Hervé de Charrette : Oui. Aux États, mais pas aux juges. La condamnation s’impose. L’État devra verser 500 000 francs au plaignant qui est, je le dis au passage, quelqu’un de peu intéressant. Mais la justice française, qui est saisie du cas des policiers concernés, reste libre de ses décisions. La Cour européenne des droits de l’homme n’est pas une instance d’appel. Si elle a sanctionné notre pays en l’espèce, c’est parce qu’elle a estimé que la justice française faisait durer la procédure au-delà du raisonnable. Ce coup de tonnerre dans le ciel d’été aura des conséquences importantes. Il confirme qu’un droit européen est en train de voir le jour.
Le Figaro : Ne peut-on toutefois craindre une dérive vers un « gouvernement européen des juges » ?
Hervé de Charrette : En quoi cette affaire nous menace-t-elle ? Une convention européenne des droits de l’homme existe, qui expose un certain nombre de règles et de principes que les pays signataires se sont engagés à respecter. La Cour européenne des droits de l’homme, qui siège à Strasbourg, a été créée pour faire appliquer ces principes. Elle juge donc les actes des États et, je le répète, cela est bon. Il est vrai que nous sommes habitués, en France, à voir l’État échapper aux juges et au droit commun. Cette façon de considérer la justice est périmée. L’État, qui a trop longtemps bénéficié chez nous d’un droit exorbitant, doit être soumis aux mêmes règles que les individus – et je dirais même à des règles plus strictes. Que l’État français soit jugé à l’échelon européen prouve que nous ne sommes plus seuls, et que notre destin est lié à celui de nos voisins. C’est le signe des temps nouveaux.
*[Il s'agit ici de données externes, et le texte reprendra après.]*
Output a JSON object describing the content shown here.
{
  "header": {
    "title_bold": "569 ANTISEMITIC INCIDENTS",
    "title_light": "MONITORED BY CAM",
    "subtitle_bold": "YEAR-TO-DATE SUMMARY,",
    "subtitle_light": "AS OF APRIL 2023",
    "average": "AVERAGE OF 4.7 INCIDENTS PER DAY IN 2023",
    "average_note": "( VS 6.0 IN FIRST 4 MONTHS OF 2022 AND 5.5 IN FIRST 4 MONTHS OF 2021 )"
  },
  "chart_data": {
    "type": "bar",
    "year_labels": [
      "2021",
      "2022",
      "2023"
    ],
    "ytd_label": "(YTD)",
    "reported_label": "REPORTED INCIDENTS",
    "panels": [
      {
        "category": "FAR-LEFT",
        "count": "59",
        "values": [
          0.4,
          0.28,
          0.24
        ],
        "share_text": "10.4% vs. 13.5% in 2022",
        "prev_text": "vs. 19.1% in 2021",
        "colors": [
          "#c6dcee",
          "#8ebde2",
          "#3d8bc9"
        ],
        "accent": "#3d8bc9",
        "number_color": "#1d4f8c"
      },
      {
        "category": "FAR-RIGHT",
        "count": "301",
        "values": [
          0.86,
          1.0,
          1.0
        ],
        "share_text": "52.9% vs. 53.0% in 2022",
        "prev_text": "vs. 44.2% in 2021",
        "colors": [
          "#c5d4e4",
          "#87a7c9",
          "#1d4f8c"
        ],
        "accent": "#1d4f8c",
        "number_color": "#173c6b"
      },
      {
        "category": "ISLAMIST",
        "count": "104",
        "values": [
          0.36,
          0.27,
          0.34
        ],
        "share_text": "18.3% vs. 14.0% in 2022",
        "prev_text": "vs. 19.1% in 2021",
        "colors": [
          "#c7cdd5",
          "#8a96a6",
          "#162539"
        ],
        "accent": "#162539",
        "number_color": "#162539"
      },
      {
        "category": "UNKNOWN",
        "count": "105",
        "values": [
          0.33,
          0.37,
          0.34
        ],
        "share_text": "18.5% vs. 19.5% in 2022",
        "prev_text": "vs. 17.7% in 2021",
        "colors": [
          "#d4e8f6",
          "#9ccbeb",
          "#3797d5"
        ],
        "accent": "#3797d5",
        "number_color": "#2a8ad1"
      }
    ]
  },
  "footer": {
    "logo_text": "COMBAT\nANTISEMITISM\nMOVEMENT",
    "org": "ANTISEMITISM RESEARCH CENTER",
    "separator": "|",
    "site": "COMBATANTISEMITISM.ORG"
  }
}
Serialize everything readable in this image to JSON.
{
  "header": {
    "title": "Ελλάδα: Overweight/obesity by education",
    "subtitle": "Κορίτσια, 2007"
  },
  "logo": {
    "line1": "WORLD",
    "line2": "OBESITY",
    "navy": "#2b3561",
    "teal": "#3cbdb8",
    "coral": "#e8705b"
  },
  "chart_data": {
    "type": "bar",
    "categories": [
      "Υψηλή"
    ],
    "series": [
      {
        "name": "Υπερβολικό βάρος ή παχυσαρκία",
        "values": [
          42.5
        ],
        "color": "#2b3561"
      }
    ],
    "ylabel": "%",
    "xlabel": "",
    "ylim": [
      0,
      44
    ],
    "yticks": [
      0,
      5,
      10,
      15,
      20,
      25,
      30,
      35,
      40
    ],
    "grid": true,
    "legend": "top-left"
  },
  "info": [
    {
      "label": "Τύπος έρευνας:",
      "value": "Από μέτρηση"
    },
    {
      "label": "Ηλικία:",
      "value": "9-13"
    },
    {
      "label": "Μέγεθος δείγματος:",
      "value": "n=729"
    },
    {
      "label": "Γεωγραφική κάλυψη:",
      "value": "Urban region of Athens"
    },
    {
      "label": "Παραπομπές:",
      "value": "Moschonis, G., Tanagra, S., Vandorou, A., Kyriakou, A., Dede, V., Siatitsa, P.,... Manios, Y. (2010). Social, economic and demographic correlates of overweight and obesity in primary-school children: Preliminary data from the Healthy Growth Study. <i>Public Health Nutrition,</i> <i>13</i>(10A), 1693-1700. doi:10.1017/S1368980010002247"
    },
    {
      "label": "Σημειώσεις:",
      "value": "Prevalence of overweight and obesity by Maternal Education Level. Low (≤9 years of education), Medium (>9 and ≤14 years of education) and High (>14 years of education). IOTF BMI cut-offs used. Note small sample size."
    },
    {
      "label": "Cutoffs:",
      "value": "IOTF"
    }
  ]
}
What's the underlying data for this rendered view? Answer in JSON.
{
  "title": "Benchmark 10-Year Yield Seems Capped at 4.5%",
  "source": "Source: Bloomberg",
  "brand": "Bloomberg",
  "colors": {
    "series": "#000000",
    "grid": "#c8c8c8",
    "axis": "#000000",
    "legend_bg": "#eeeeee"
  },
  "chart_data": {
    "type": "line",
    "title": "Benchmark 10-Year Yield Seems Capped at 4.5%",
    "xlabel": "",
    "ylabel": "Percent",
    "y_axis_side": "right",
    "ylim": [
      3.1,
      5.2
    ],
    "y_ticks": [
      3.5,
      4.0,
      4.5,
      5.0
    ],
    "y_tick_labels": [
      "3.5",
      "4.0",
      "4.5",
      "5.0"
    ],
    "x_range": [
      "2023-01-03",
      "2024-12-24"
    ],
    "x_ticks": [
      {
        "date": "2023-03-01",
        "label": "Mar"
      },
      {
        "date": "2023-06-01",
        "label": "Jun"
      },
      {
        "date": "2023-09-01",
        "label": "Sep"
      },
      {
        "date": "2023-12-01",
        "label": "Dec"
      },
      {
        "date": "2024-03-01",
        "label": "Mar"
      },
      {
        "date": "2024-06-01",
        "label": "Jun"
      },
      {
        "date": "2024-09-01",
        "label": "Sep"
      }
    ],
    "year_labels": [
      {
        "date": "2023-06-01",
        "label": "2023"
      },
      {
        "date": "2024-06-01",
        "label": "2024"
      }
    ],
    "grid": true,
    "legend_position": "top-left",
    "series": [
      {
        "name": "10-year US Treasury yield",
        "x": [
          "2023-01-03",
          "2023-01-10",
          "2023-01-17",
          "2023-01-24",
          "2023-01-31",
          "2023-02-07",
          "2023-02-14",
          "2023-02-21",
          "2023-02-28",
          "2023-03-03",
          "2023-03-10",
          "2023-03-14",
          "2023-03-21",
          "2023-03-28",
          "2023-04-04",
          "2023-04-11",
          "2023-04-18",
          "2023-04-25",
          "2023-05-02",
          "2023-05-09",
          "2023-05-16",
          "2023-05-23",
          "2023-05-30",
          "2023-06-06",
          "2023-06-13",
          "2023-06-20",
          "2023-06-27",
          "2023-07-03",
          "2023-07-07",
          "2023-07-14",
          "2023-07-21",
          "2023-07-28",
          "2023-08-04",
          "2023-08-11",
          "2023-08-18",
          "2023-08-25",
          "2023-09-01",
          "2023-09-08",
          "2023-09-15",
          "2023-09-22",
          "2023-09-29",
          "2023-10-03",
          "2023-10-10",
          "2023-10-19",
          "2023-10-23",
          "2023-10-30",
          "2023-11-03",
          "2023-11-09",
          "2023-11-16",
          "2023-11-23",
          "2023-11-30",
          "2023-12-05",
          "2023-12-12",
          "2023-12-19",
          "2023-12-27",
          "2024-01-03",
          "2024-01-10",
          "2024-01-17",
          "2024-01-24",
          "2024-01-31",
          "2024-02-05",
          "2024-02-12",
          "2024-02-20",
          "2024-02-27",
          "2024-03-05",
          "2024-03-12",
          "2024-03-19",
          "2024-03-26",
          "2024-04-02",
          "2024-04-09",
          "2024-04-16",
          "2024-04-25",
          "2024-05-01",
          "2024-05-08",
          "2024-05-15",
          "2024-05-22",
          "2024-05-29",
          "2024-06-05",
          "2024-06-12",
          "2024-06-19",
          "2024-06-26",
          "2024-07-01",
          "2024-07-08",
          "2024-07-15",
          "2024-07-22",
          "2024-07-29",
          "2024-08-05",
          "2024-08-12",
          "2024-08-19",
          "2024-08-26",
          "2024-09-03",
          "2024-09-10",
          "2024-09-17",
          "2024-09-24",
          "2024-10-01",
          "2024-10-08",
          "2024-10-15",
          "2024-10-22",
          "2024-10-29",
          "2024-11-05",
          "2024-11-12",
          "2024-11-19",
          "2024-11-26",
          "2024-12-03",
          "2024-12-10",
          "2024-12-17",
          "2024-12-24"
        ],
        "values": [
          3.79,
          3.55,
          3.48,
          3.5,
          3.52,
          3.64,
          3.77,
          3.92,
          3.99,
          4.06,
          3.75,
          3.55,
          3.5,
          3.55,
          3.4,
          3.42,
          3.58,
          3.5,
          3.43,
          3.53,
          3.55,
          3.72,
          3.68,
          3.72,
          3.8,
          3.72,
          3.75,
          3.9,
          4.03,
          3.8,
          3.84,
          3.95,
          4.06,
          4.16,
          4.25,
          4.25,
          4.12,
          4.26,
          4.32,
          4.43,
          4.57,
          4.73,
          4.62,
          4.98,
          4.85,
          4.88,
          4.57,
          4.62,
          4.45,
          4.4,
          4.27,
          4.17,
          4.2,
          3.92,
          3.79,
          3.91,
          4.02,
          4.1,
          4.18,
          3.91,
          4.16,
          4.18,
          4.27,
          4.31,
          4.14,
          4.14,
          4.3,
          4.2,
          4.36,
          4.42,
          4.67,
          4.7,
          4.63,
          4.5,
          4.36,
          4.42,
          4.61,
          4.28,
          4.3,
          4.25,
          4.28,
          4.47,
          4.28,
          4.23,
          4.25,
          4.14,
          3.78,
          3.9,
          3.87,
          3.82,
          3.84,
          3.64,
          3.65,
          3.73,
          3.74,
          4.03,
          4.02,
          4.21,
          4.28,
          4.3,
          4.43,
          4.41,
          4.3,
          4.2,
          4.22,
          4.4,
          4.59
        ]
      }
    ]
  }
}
Le Figaro : Comment expliquez-vous l’absence de réactions politiques à cette décision de justice ?
Hervé de Charrette : J’ai surtout observé les contradictions dans lesquelles s’empêtre le Gouvernement. Le garde des Sceaux se tait et refuse de commenter. Le ministre de l’intérieur critique la décision de la Cour et affirme qu’elle ne s’impose pas au juge français, montrant ainsi qu’il ne connait pas le sujet. Tandis que le Quai d’Orsay indique que l’État français se conformera à la décision de la Cour de Strasbourg. En réalité, le gouvernement est embarrassé. Car il est divisé, lui aussi, entre souverainistes et européens.